Raccontare la migrazione nelle scuole: l’esperimento

Gregorio Staglianò - 6 Dicembre 2018

Raccontare la migrazione non è facile: non lo è in televisione, sui giornali, nel dibattito pubblico dove persino gli addetti ai lavori vedono minate le loro ricerche e i loro studi dalle distorsioni delle contingenze politiche. Non è facile raccontarla nelle piazze, nelle università, nelle sezioni di partito, nelle associazioni o nelle parrocchie. Il velo di Maya che riveste l’analisi di una questione globale come la migrazione, dovuto appunto alla discussione che se ne trae da studi superficiali e motivati da passioni politiche piuttosto che ricerche approfondite, scientifiche e di lungo termine, influisce pesantemente sulla percezione della realtà dell’effettivo impatto della migrazione nella nostra società.

Allora perché non provare a raccontare i numeri, i dati, il quadro legislativo internazionale e nazionale, le rotte e le condizioni delle centinaia migliaia di persone che lasciano il proprio Paese per altri lidi alle scuole, nei licei? Già, perché non raccontarlo a quella fascia di giovani che forse più di tutti subiscono il bombardamento informativo – distorto e no – dalla televisione, dalla stampa o soprattutto, dal web?
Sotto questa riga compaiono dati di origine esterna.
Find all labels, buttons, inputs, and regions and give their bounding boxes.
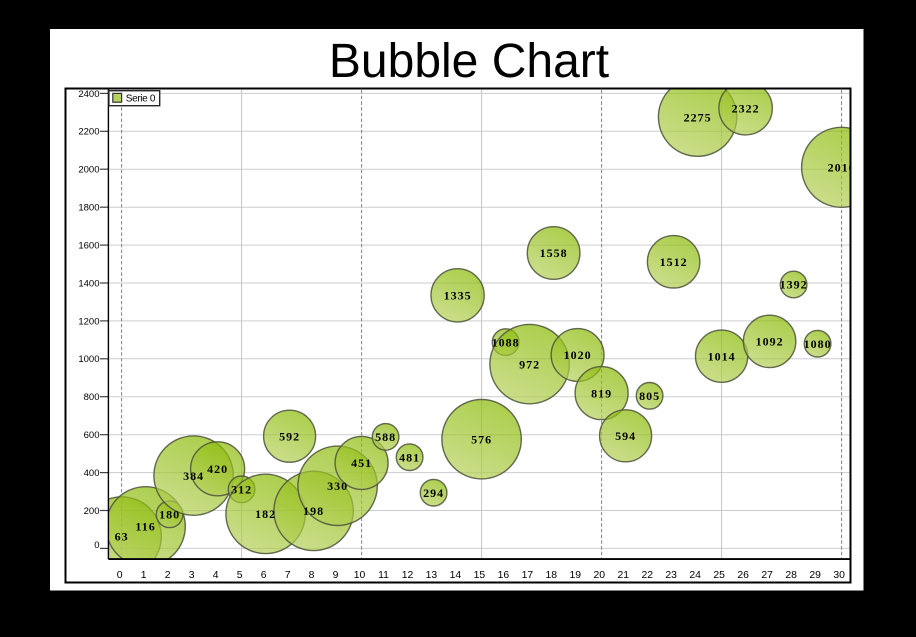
svg-text:451: 451 <box>351 456 372 470</box>
svg-text:30: 30 <box>833 570 845 581</box>
svg-text:11: 11 <box>378 570 389 581</box>
svg-text:6: 6 <box>261 570 267 581</box>
svg-text:1014: 1014 <box>708 349 736 363</box>
svg-text:481: 481 <box>399 450 420 464</box>
svg-text:600: 600 <box>84 430 100 441</box>
svg-text:19: 19 <box>570 570 582 581</box>
svg-text:21: 21 <box>618 570 630 581</box>
svg-text:24: 24 <box>689 570 701 581</box>
svg-text:29: 29 <box>809 570 821 581</box>
svg-text:200: 200 <box>84 506 100 517</box>
svg-text:1020: 1020 <box>564 348 592 362</box>
svg-text:28: 28 <box>785 570 797 581</box>
svg-text:26: 26 <box>737 570 749 581</box>
svg-text:17: 17 <box>522 570 534 581</box>
svg-text:13: 13 <box>426 570 438 581</box>
svg-text:1392: 1392 <box>780 278 808 292</box>
svg-text:592: 592 <box>279 429 300 443</box>
svg-text:1600: 1600 <box>78 241 99 252</box>
svg-text:2400: 2400 <box>78 89 99 100</box>
svg-text:594: 594 <box>615 429 636 443</box>
svg-text:198: 198 <box>303 504 324 518</box>
svg-text:330: 330 <box>327 479 348 493</box>
svg-text:9: 9 <box>333 570 339 581</box>
svg-text:819: 819 <box>591 386 612 400</box>
svg-text:Serie 0: Serie 0 <box>126 94 156 105</box>
svg-text:18: 18 <box>546 570 558 581</box>
svg-text:3: 3 <box>189 570 195 581</box>
svg-text:1080: 1080 <box>804 337 832 351</box>
svg-text:Bubble Chart: Bubble Chart <box>329 35 609 88</box>
svg-text:27: 27 <box>761 570 773 581</box>
svg-text:805: 805 <box>639 389 660 403</box>
svg-text:1800: 1800 <box>78 203 99 214</box>
svg-text:20: 20 <box>594 570 606 581</box>
svg-text:1200: 1200 <box>78 316 99 327</box>
svg-text:15: 15 <box>474 570 486 581</box>
svg-text:116: 116 <box>135 520 155 534</box>
svg-text:972: 972 <box>519 357 540 371</box>
svg-text:420: 420 <box>207 462 228 476</box>
svg-text:180: 180 <box>159 508 180 522</box>
svg-text:1088: 1088 <box>492 335 520 349</box>
svg-text:312: 312 <box>231 483 252 497</box>
svg-text:63: 63 <box>115 530 129 544</box>
svg-text:2010: 2010 <box>828 161 856 175</box>
svg-text:23: 23 <box>665 570 677 581</box>
svg-text:4: 4 <box>213 570 219 581</box>
svg-text:2: 2 <box>165 570 171 581</box>
svg-text:384: 384 <box>183 469 204 483</box>
svg-text:10: 10 <box>354 570 366 581</box>
svg-text:22: 22 <box>642 570 654 581</box>
svg-text:25: 25 <box>713 570 725 581</box>
svg-text:1400: 1400 <box>78 278 99 289</box>
svg-text:1558: 1558 <box>540 246 568 260</box>
svg-text:2275: 2275 <box>684 110 712 124</box>
svg-text:0: 0 <box>117 570 123 581</box>
svg-text:1335: 1335 <box>444 289 472 303</box>
svg-text:576: 576 <box>471 432 492 446</box>
svg-text:1000: 1000 <box>78 354 99 365</box>
svg-text:294: 294 <box>423 486 444 500</box>
svg-text:16: 16 <box>498 570 510 581</box>
svg-text:2322: 2322 <box>732 101 760 115</box>
svg-text:1: 1 <box>141 570 147 581</box>
svg-text:7: 7 <box>285 570 291 581</box>
svg-text:1092: 1092 <box>756 335 784 349</box>
svg-text:1512: 1512 <box>660 255 688 269</box>
svg-text:182: 182 <box>255 507 276 521</box>
svg-text:0: 0 <box>94 540 99 551</box>
svg-text:5: 5 <box>237 570 243 581</box>
svg-text:2000: 2000 <box>78 165 99 176</box>
svg-text:588: 588 <box>375 430 396 444</box>
svg-text:2200: 2200 <box>78 127 99 138</box>
svg-text:800: 800 <box>84 392 100 403</box>
svg-text:12: 12 <box>402 570 414 581</box>
svg-text:400: 400 <box>84 468 100 479</box>
svg-text:14: 14 <box>450 570 462 581</box>
svg-text:8: 8 <box>309 570 315 581</box>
È quello che ho provato a fare lunedì 3 dicembre 2018 al Liceo francese Chateaubriand di Roma, in Via di Villa Patrizi ad una classe di attentissimi uditori.

Ho provato a raccontare di alcune esperienze personali come volontario prima in una struttura di accoglienza per migranti in transito, e come responsabile di un Centro di Accoglienza Straordinario nel territorio del Lazio, spiegando loro quali fossero i miei compiti e le difficoltà di operare in un settore complesso. Impossibile poi non fornire una panoramica su quali siano state in passato e siano oggi le rotte, le direzioni e i percorsi che migliaia di esseri umani scelgono per attraversare il Mediterraneo alla ricerca di condizioni di vita migliori. A giudicare dalla loro crescente attenzione ho voluto calcare la mano, provando ad annoiarli fornendo loro una panoramica legislativa internazionale – attraverso la breve disamina delle Convenzioni più importanti, come quella di Ginevra del 1951, o spiegando loro cosa fosse il Trattato di Dublino – e nazionale – con un excursus storico partito dalle leggi in vigore negli anni Trenta, fino alle novità introdotte dal Decreto Sicurezza. Ebbene, non ci sono riuscito, i ragazzi continuavano ad annotare appunti e a chiedere spiegazioni. Non sono riuscito ad annoiarli.

Se non hanno sbattuto la testa contro il banco o guardato fuori dalla finestra il moto delle foglie trasportate dal vento è sicuramente grazie alla loro volontà di capirne di più, non grazie al relatore. Quella volontà, che chi si è dimenticato di essere adolescente, crede sopita, seppellita per sempre fra i social network e l’atarassia. Niente di più errato: la necessità e l’urgenza di informarsi, di capire gli ingranaggi della società, di avere le chiavi interpretative del mondo, sono ancora oggi, quando tutto sembra perduto, i bisogni primari di ogni ragazzo che si affaccia dalla finestra, a cui non viene concesso, da un dibattito pubblico in cancrena, di sviluppare una coscienza critica. Questi ragazzi, quelli del Liceo Chateaubriand e tutti quelli che oggi chiedono di “sapere” sono l’argine, la resistenza, la penna e lo scudo contro la spada di Damocle della politica sterile e vuota, delle fake news e della disinformazione.